Iliana Lavastida, directrice exécutive du Diario Las Américas, a affirmé ce mardi que son titre journalistique du moment demeure celui publié dans la nuit de lundi : « Nous évaluons des options militaires envers Cuba ou contre Cuba, et cela peut se faire à tout moment », et elle déclare qu'elle ne le changera pas tant qu'elle n'aura pas d'éléments prouvant le contraire.
Lavastida a fait ces déclarations lors d'une interview avec Tania Costa, dans CiberCuba, en plein milieu de la confluence de trois nouvelles d'impact majeur : le rapport de 'Politico' de lundi, révélant que l'Administration Trump évalue des options militaires contre Cuba; les déclarations du président des États-Unis sur une éventuelle voie diplomatique, et l'annonce de l'inculpation fédérale de Raúl Castro, dont l'annonce est prévue pour ce mercredi à la Torre de la Liberté de Miami, à 14h00.
«Avec Cuba, la pratique nous montre que les choses sont d'une manière aujourd'hui et demain elles peuvent être différentes, ou dans 10 minutes elles peuvent être autres», a averti Lavastida, née à Cuba et résidant à Miami depuis 2004.
Dans ce sens, il a défendu que les annonces de Trump et de Marco Rubio, bien que différentes dans le ton, sont complémentaires, et que le signal le plus sévère — le militaire — est celui qui prévaut dans sa lecture éditoriale.

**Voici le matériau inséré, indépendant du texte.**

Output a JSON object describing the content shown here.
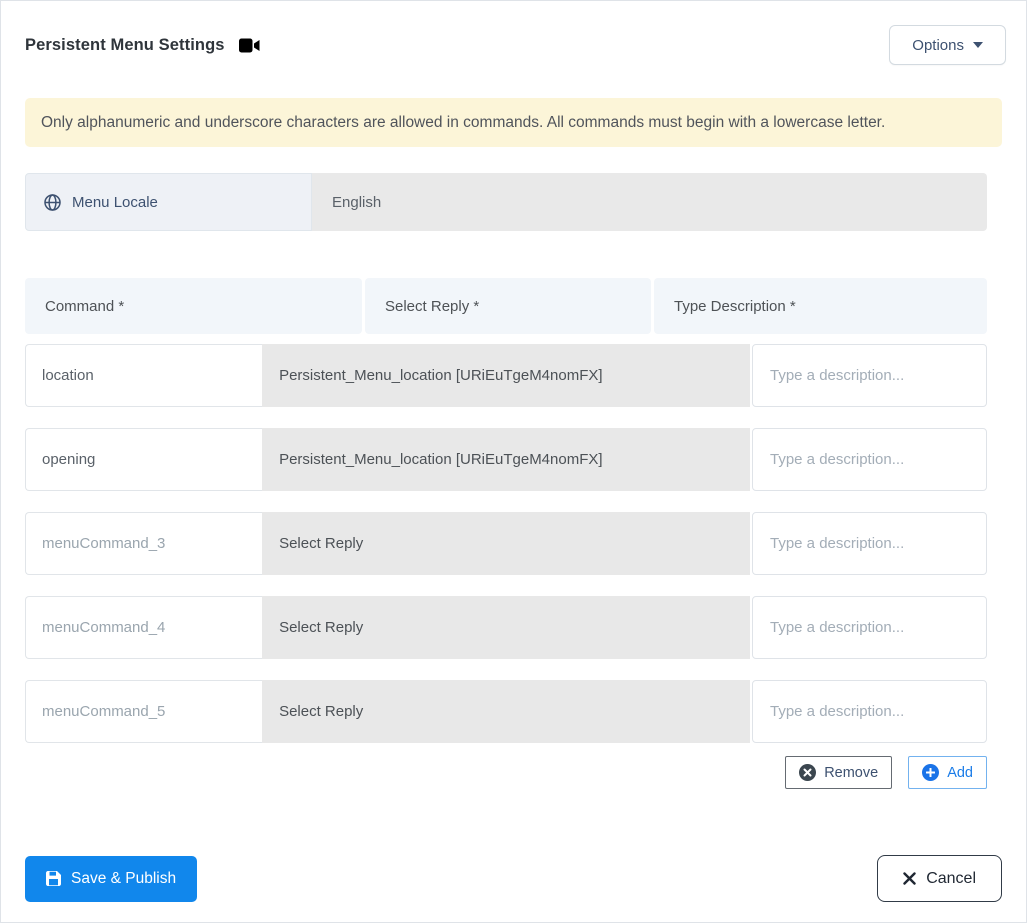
{
  "header": {
    "title": "Persistent Menu Settings",
    "options_label": "Options"
  },
  "alert": {
    "text": "Only alphanumeric and underscore characters are allowed in commands. All commands must begin with a lowercase letter."
  },
  "locale": {
    "label": "Menu Locale",
    "value": "English"
  },
  "table": {
    "headers": [
      "Command *",
      "Select Reply *",
      "Type Description *"
    ],
    "description_placeholder": "Type a description...",
    "rows": [
      {
        "command": "location",
        "command_is_placeholder": false,
        "reply": "Persistent_Menu_location [URiEuTgeM4nomFX]"
      },
      {
        "command": "opening",
        "command_is_placeholder": false,
        "reply": "Persistent_Menu_location [URiEuTgeM4nomFX]"
      },
      {
        "command": "menuCommand_3",
        "command_is_placeholder": true,
        "reply": "Select Reply"
      },
      {
        "command": "menuCommand_4",
        "command_is_placeholder": true,
        "reply": "Select Reply"
      },
      {
        "command": "menuCommand_5",
        "command_is_placeholder": true,
        "reply": "Select Reply"
      }
    ]
  },
  "row_actions": {
    "remove_label": "Remove",
    "add_label": "Add"
  },
  "footer": {
    "save_label": "Save & Publish",
    "cancel_label": "Cancel"
  },
  "colors": {
    "accent_blue": "#1187ec",
    "link_blue": "#1a7ce8",
    "warning_bg": "#fcf5d8",
    "muted_gray_bg": "#e9e9e9",
    "header_cell_bg": "#f2f6fa",
    "locale_cell_bg": "#eef1f6",
    "dark_text": "#3d5170"
  }
}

Trump a affirmé ce mardi qu'il est possible d'atteindre un accord diplomatique avec Cuba même sans changement de régime, décrivant l'île comme un endroit où « on ne peut pas allumer les lumières ni manger ».

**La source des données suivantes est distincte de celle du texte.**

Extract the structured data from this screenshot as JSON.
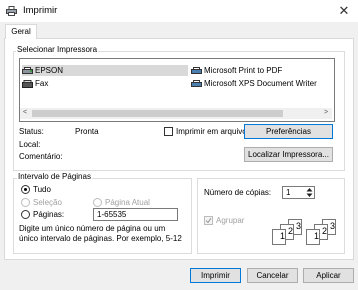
{
  "window": {
    "title": "Imprimir",
    "close_glyph": "✕"
  },
  "tabs": [
    {
      "label": "Geral"
    }
  ],
  "printer_group": {
    "label": "Selecionar Impressora",
    "printers": [
      {
        "name": "EPSON",
        "icon": "printer-icon",
        "selected": true
      },
      {
        "name": "Fax",
        "icon": "fax-icon"
      },
      {
        "name": "Microsoft Print to PDF",
        "icon": "printer-icon"
      },
      {
        "name": "Microsoft XPS Document Writer",
        "icon": "printer-icon"
      }
    ],
    "scroll_left": "<",
    "scroll_right": ">",
    "status_label": "Status:",
    "status_value": "Pronta",
    "local_label": "Local:",
    "local_value": "",
    "comment_label": "Comentário:",
    "comment_value": "",
    "print_to_file_label": "Imprimir em arquivo",
    "preferences_button": "Preferências",
    "find_printer_button": "Localizar Impressora..."
  },
  "page_range": {
    "label": "Intervalo de Páginas",
    "all_label": "Tudo",
    "selection_label": "Seleção",
    "current_page_label": "Página Atual",
    "pages_label": "Páginas:",
    "pages_value": "1-65535",
    "help_text": "Digite um único número de página ou um único intervalo de páginas. Por exemplo, 5-12"
  },
  "copies": {
    "label": "Número de cópias:",
    "value": "1",
    "collate_label": "Agrupar"
  },
  "collate_digits": [
    "1",
    "2",
    "3"
  ],
  "buttons": {
    "print": "Imprimir",
    "cancel": "Cancelar",
    "apply": "Aplicar"
  }
}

Rubio, en revanche, s'est montré sceptique face à Fox News et a assuré qu'il ne croit pas qu'ils puissent "changer la trajectoire de Cuba tant que ces personnes sont aux commandes."
Pour Lavastida, les deux positions ne se contredisent pas. « Je crois en effet que la position des États-Unis envers Cuba en ce moment est une position forte, une position consciente de ce qui se passe là-bas, et s'il y a un quelconque type de négociation diplomatique, c'est parce que le régime a dû céder sur quelque chose ; sinon, je suis sûre qu'aucune option diplomatique ne serait envisageable. »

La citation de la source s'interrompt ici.